Creating a financial plan could be daunting. It involves several moving parts like income & expense details, future goals, current cash flows etc. However, it is very important to have a financial plan in place to ensure you achieve your goals in a smooth manner.
A financial plan is a comprehensive strategy that helps individuals or families achieve their financial goals. It typically includes an assessment of the current financial situation, identification of financial objectives, and development of a roadmap to achieve those objectives.
Financial plan covers several areas, including cash flow planning, retirement planning, tax planning, risk management, and estate planning. It considers an individual’s current financial situation and provides recommendations on how to allocate resources to achieve long-term financial success. Since it involves a lot of factors, financial planning is a recurring exercise & one needs to keep the plan updated per the situation or life stage.

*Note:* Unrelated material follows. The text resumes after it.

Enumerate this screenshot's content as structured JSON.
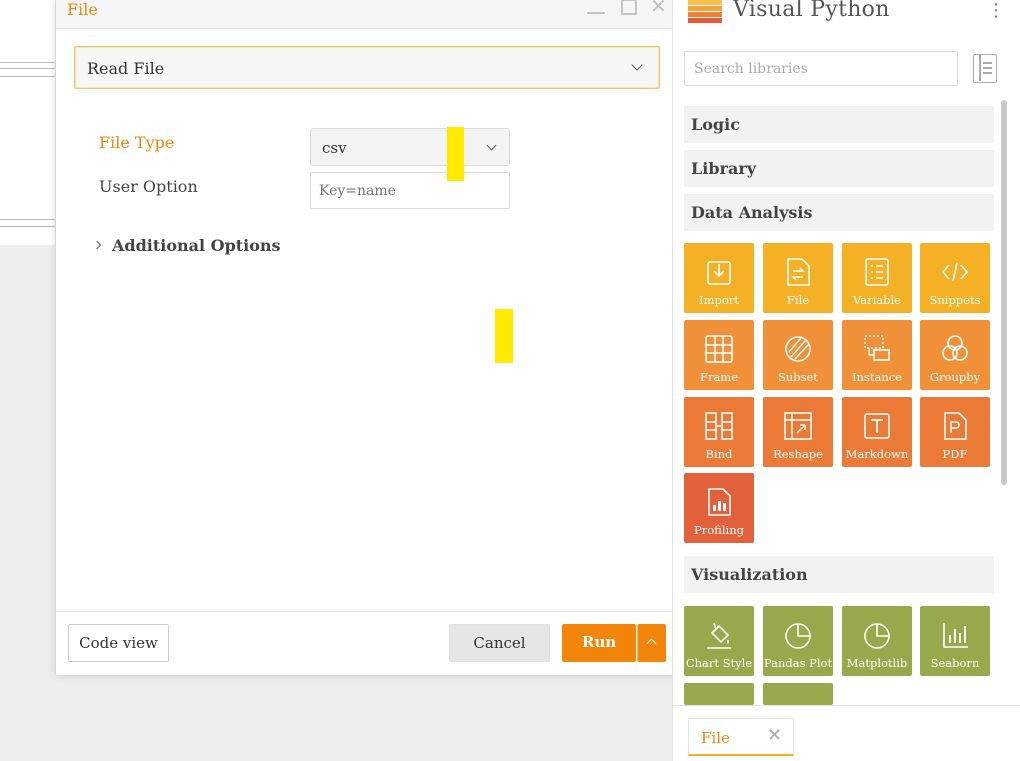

In this article, we are going to discuss important factors to be considered while creating a financial plan for yourself and your family. Identification of goals: It is important to make a list of goals that you are planning to achieve along with the time horizon to achieve them. Goals could be child education, retirement funds, buying a house etc. Having the goals in mind keeps you on track to achieve them without worrying about markets.
Current financial situation: An assessment of current income, expenses, assets, and liabilities must be done to understand the inflows and outflows of an individual. Inflows can be in the form of salary, business income or income from investments. Expenses could be rent, household necessities, EMIs, school fees etc. All this information must be noted down in a single place & savings should be assessed to invest in for future goals.